Any flaker invocation that uses the **hybrid / affected** strategy (`flaker run --gate merge` in CI profile, by default) needs `--changed <files,...>`. Without it: `Error: hybrid mode requires resolver and changedFiles`.

```yaml
- uses: actions/checkout@v4
  with:
    fetch-depth: 0  # need history for `git diff` against the PR base
```

```yaml
- name: flaker run --gate merge
  env:
    BASE_REF: ${{ github.event.pull_request.base.ref }}
  run: |
    changed=$(git diff --name-only "origin/${BASE_REF}...HEAD" | tr '\n' ',' | sed 's/,$//')
    pnpm exec flaker run --gate merge --changed "$changed"
```

Empty diff (config-only PR, etc.) is fine — hybrid falls back to the configured fallback strategy.

## Workflows: which one persists, which one reads

Reference layout for splitting workflows by trigger:

| Workflow | Trigger | Reads cache | Writes cache | Notes |
|---|---|---|---|---|
| `flaker-nightly.yml` | cron + workflow_dispatch | yes | yes | Runs `flaker apply`. The canonical writer of vitest history. |
| `<source>-baseline.yml` | push to main + cron | yes | yes | Imports a custom-adapter report via `flaker import --adapter <name>`. Same cache key. |
| `flaker-pr.yml` | pull_request | yes | (yes implicitly, harmless) | Advisory only, `continue-on-error: true`. |
| `<source>-pr-gate.yml` | pull_request | NO | NO | PR-scoped runs would distort the population — keep them ephemeral. |

**Rule of thumb**: anything that touches main / scheduled writes; PR-scoped checks read-only or no cache.

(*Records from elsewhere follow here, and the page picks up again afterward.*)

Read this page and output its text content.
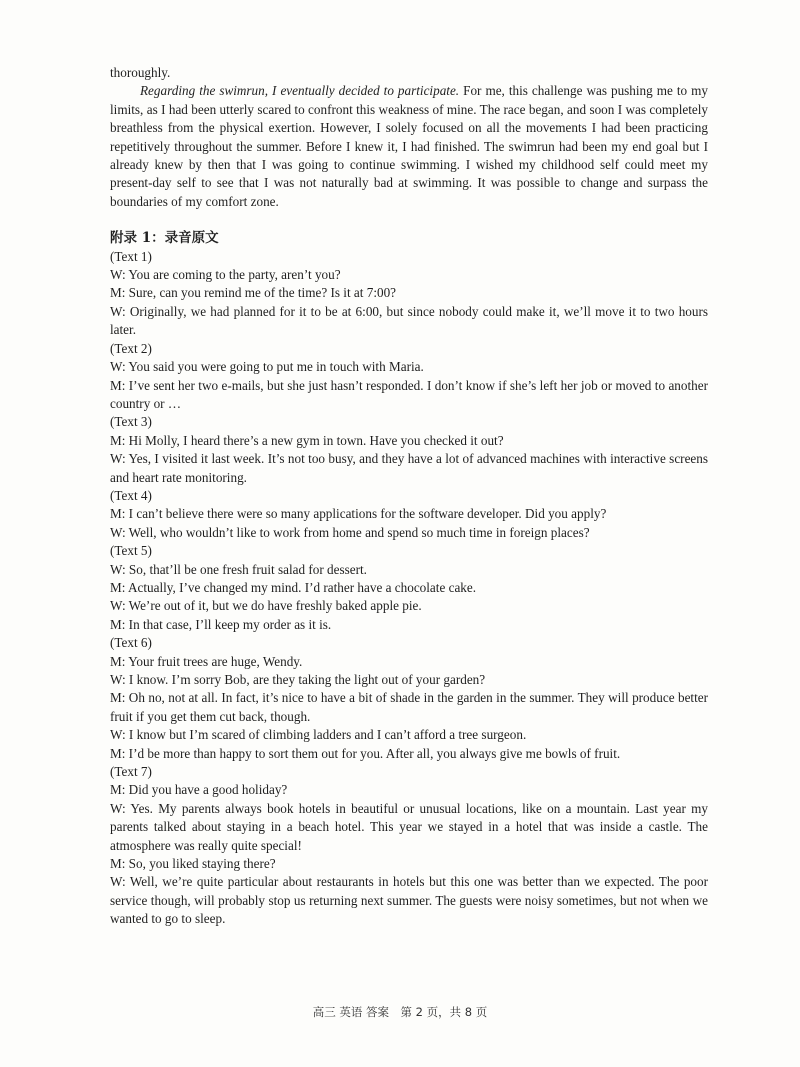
thoroughly.

Regarding the swimrun, I eventually decided to participate. For me, this challenge was pushing me to my limits, as I had been utterly scared to confront this weakness of mine. The race began, and soon I was completely breathless from the physical exertion. However, I solely focused on all the movements I had been practicing repetitively throughout the summer. Before I knew it, I had finished. The swimrun had been my end goal but I already knew by then that I was going to continue swimming. I wished my childhood self could meet my present-day self to see that I was not naturally bad at swimming. It was possible to change and surpass the boundaries of my comfort zone.

附录 1：录音原文

(Text 1)

W: You are coming to the party, aren’t you?

M: Sure, can you remind me of the time? Is it at 7:00?

W: Originally, we had planned for it to be at 6:00, but since nobody could make it, we’ll move it to two hours later.

(Text 2)

W: You said you were going to put me in touch with Maria.

M: I’ve sent her two e-mails, but she just hasn’t responded. I don’t know if she’s left her job or moved to another country or …

(Text 3)

M: Hi Molly, I heard there’s a new gym in town. Have you checked it out?

W: Yes, I visited it last week. It’s not too busy, and they have a lot of advanced machines with interactive screens and heart rate monitoring.

(Text 4)

M: I can’t believe there were so many applications for the software developer. Did you apply?

W: Well, who wouldn’t like to work from home and spend so much time in foreign places?

(Text 5)

W: So, that’ll be one fresh fruit salad for dessert.

M: Actually, I’ve changed my mind. I’d rather have a chocolate cake.

W: We’re out of it, but we do have freshly baked apple pie.

M: In that case, I’ll keep my order as it is.

(Text 6)

M: Your fruit trees are huge, Wendy.

W: I know. I’m sorry Bob, are they taking the light out of your garden?

M: Oh no, not at all. In fact, it’s nice to have a bit of shade in the garden in the summer. They will produce better fruit if you get them cut back, though.

W: I know but I’m scared of climbing ladders and I can’t afford a tree surgeon.

M: I’d be more than happy to sort them out for you. After all, you always give me bowls of fruit.

(Text 7)

M: Did you have a good holiday?

W: Yes. My parents always book hotels in beautiful or unusual locations, like on a mountain. Last year my parents talked about staying in a beach hotel. This year we stayed in a hotel that was inside a castle. The atmosphere was really quite special!

M: So, you liked staying there?

W: Well, we’re quite particular about restaurants in hotels but this one was better than we expected. The poor service though, will probably stop us returning next summer. The guests were noisy sometimes, but not when we wanted to go to sleep.

高三 英语 答案　第 2 页，共 8 页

## Adding a new ingest source

Common pattern (custom adapter, see flaker#79 for the adapter contract):

1. Produce the report file (e.g. `<source>-report.json`, `vitest-report.json`).
2. Restore the cache (or rely on the same job's earlier restore step).
3. Import:
   ```yaml
   - name: Import <source> into flaker
     if: always()
     run: |
       pnpm exec flaker import <report-file> \
         --adapter <name> \
         --commit "${{ github.sha }}" \
         --branch "${{ github.ref_name }}" \
         --source ci
   ```
4. The cache save at end-of-job picks up the new rows automatically.

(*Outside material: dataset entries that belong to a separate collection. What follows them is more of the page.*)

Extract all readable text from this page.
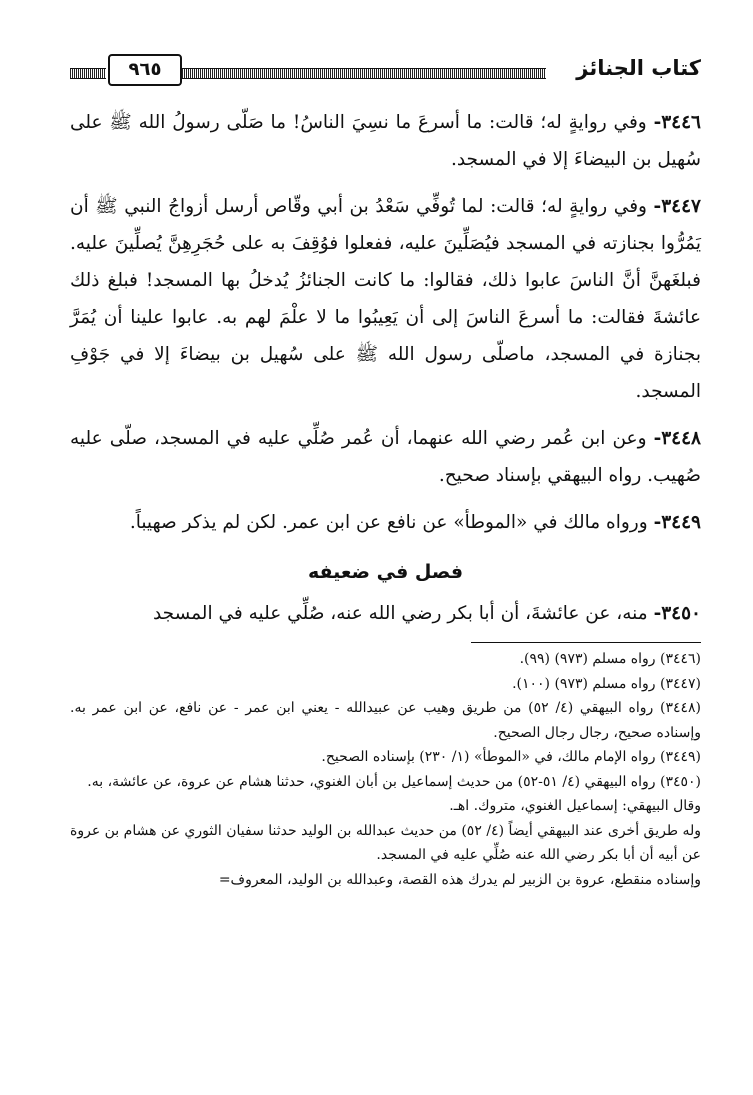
كتاب الجنائز
٩٦٥

٣٤٤٦- وفي روايةٍ له؛ قالت: ما أسرعَ ما نسِيَ الناسُ! ما صَلّى رسولُ الله ﷺ على سُهيل بن البيضاءَ إلا في المسجد.

٣٤٤٧- وفي روايةٍ له؛ قالت: لما تُوفِّي سَعْدُ بن أبي وقّاص أرسل أزواجُ النبي ﷺ أن يَمُرُّوا بجنازته في المسجد فيُصَلِّينَ عليه، ففعلوا فوُقِفَ به على حُجَرِهِنَّ يُصلِّينَ عليه. فبلغَهنَّ أنَّ الناسَ عابوا ذلك، فقالوا: ما كانت الجنائزُ يُدخلُ بها المسجد! فبلغ ذلك عائشةَ فقالت: ما أسرعَ الناسَ إلى أن يَعِيبُوا ما لا علْمَ لهم به. عابوا علينا أن يُمَرَّ بجنازة في المسجد، ماصلّى رسول الله ﷺ على سُهيل بن بيضاءَ إلا في جَوْفِ المسجد.

٣٤٤٨- وعن ابن عُمر رضي الله عنهما، أن عُمر صُلِّي عليه في المسجد، صلّى عليه صُهيب. رواه البيهقي بإسناد صحيح.

٣٤٤٩- ورواه مالك في «الموطأ» عن نافع عن ابن عمر. لكن لم يذكر صهيباً.

فصل في ضعيفه

٣٤٥٠- منه، عن عائشةَ، أن أبا بكر رضي الله عنه، صُلِّي عليه في المسجد

(٣٤٤٦) رواه مسلم (٩٧٣) (٩٩).

(٣٤٤٧) رواه مسلم (٩٧٣) (١٠٠).

(٣٤٤٨) رواه البيهقي (٤/ ٥٢) من طريق وهيب عن عبيدالله - يعني ابن عمر - عن نافع، عن ابن عمر به. وإسناده صحيح، رجال رجال الصحيح.

(٣٤٤٩) رواه الإمام مالك، في «الموطأ» (١/ ٢٣٠) بإسناده الصحيح.

(٣٤٥٠) رواه البيهقي (٤/ ٥١-٥٢) من حديث إسماعيل بن أبان الغنوي، حدثنا هشام عن عروة، عن عائشة، به.

وقال البيهقي: إسماعيل الغنوي، متروك. اهـ.

وله طريق أخرى عند البيهقي أيضاً (٤/ ٥٢) من حديث عبدالله بن الوليد حدثنا سفيان الثوري عن هشام بن عروة عن أبيه أن أبا بكر رضي الله عنه صُلِّي عليه في المسجد.

وإسناده منقطع، عروة بن الزبير لم يدرك هذه القصة، وعبدالله بن الوليد، المعروف=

`if: always()` ensures partial-failure runs still record what they saw before the failure.

## Don't do this

- **Don't pre-create `.flaker/data` as a directory** before flaker runs. DuckDB expects to open it as a file; `IO Error: Could not read from file ... Is a directory` is the symptom. The cache `path: .flaker/data` referencing a not-yet-existing file is fine — actions/cache restores it if present, and flaker creates it if not.
- **Don't add `flaker import` to PR-only workflows** without thinking. PR runs happen on every commit-to-PR and would dominate the population. Keep PR jobs read-only against the cache.
- **Don't use `NODE_OPTIONS=--preserve-symlinks-main`** with flaker ≥ 0.10.7. It was a workaround for a pnpm symlink bug fixed in 0.10.7; under 0.11.x the env var **silently turns the CLI into a no-op, exit 0** (no output, no work done). Surfaced via downstream usage, removed in flaker upstream.
- **Don't try to write the cache from a PR fork**. GH Actions disallows writes from forks for security reasons; the restore still works, the save silently no-ops.

## Diagnostics

If history "vanishes":

1. Check the cache hit log line in the workflow run — if it says `Cache not found for input keys`, the restore-keys prefix doesn't match what was saved.
2. Check `flaker.toml` `[storage] path` matches the cached `path:` exactly.
3. Run `flaker doctor` in the same job — confirms the file is open-able.
4. `flaker status --markdown` exposes row counts so you can see what was actually loaded.

## Reference

- `flaker` itself (`docs/contributing.md`) for the storage path convention.
- The `--adapter` system docs for writing a custom report importer.